"Unless a password generator is just taking raw output from /dev/random, it's using programming logic to determine the password. Programming is deterministic, so password generators are deterministic, and so are the passwords they generate.
Therefore, password generators do not produce good passwords. Q.E.D."
I saw a statement much like that one a while back. The questioner was concerned that programatic password generators were not yielding good passwords, since they were designed with deterministic logic and only took a restricted set of inputs to generate that password.
This is true to a point, but there are limits.
If you have perfect knowledge of how a password generation program works and what it uses for inputs, it is possible to derive correct passwords much faster than true random guessing would suggest. The only entropy in the system is introduced by the inputs. If that input size is (for example) only 8 bits regardless of how large a password is generated, the final password will have no more than 8 bits of entropy. You can create a table of all possible passwords this program can generate.
However, if you don't
have perfect knowledge of how the password generation program works, the effective
entropy can be much higher for an attacker. The effective entropy will be somewhere between the supplied entropy and the entropy implied by the password length.
So, turn this on it's head.
Take password stores. They take a user-supplied password which can have very bad entropy, perform a generally well known computation on it to get a string (frequently called a hash) that is actually stored. This is seen as effective security, so long as the computation is sufficiently robust and non-reversible. But, robustness is a moving target. MD5 is broken, WEP hashes are so broken as to be nearly cleartext these days, Windows LanMan hashes are very broken, SHA-1 is showing some weaknesses but is still pretty strong.
Password-derivation attacks focusing on automatically generated passwords are perhaps most effective when used against systems known to use generated passwords that users will actually keep.
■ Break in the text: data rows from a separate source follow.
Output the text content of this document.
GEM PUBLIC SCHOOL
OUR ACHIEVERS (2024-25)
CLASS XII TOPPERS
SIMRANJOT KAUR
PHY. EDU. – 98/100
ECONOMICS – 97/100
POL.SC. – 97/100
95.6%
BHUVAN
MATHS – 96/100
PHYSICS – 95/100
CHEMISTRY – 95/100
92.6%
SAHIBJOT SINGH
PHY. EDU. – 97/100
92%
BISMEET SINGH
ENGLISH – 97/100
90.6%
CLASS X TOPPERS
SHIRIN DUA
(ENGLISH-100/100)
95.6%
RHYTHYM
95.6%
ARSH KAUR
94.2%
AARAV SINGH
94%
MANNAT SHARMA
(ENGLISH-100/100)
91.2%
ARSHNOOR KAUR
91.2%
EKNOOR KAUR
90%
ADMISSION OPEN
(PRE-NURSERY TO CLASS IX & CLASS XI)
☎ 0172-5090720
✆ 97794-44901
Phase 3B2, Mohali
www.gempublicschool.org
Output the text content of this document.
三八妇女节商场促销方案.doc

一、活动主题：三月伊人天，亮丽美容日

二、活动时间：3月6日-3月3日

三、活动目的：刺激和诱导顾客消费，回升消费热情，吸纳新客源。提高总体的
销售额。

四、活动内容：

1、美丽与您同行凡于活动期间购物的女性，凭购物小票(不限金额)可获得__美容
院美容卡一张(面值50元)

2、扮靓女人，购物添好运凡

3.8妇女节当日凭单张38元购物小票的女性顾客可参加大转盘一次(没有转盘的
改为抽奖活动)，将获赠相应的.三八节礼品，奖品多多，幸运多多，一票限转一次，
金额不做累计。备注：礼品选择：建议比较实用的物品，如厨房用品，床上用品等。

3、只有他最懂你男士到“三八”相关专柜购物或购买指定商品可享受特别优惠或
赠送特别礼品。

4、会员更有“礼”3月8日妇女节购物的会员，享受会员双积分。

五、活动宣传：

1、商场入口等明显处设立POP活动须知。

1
Unless they have something like OnePassword end-users will immediately change passwords that are 16 characters of random typeable-ASCII, but may keep something like, "shoes376emotional". The techniques for defending against password-guessing attacks are well known:
- Limit the rate the system will accept login attempts for user accounts (increase the time required to guess the password)
- Limit the number of times a login can fail before locking the account from further login attempts (increase the time required to guess the password)
- Force periodic password changes (move the target faster than password-guessing could find the password)
- Prevent stations with lots of bad login attempts from further access to the login process (force the attackers to use multiple stations)
No matter how you slice it, even with perfect knowledge of the password-generator an attacker is still going to have to grind through a lot of passwords to find the one that works. They'll be able to find it faster than the char-sets used in the password would suggest, but still need to plow through thousands of attempts. Most of the above methods have been baked into things like Active Directory for a very long time. The same can't be said for bespoke website authentication services.
Using a well known poorly designed password generation system that spits out passwords end-users are likely to continue using means that you need to move the goal-posts (force regular password changes) more often in order to prevent brute-force intrusions. Unless you're also supplying generated passwords for those changed passwords (I've never heard of such a system, but I suppose they could exist) the changed passwords are likely to be something slightly different ("shoes#&^emotional") to completely different than the ones the generator would spit out, which further reduces the likelihood of a successful password-guessing attack.
The biggest vulnerability presented by poorly designed password generation systems are for systems that:
- Don't rate-limit login attempts
- Don't lock-out accounts after a certain number of bad login attempts
- Don't force password changes
- Don't do any kind of IP-reputation lockouts after repeated bad logins
A lot of built-from-scratch web authentication systems don't do any of the above four points, instead they focus on keeping the password hashes secure and having a password-recovery option for people who forget their passwords. Putting an insufficiently entropic password generator on top of it compounds the bad idea.Can password-generators produce good passwords?
They absolutely can produce cryptographically good ones (a simple one: draw 8 bytes from /dev/random, get the sha1 hash of those bytes, convert the first 16 bytes of the hash to UTF-8, rerun bytes that don't translate, bam! Good 16-character password). Producing good passwords that users will be able to remember is another much more complex problem.Are bad password generators unusable?
Since bad is relative, it depends. Such poor generators could be sufficient for producing short-term temporary passwords, which limits their vulnerability window. Usable, but only intelligently.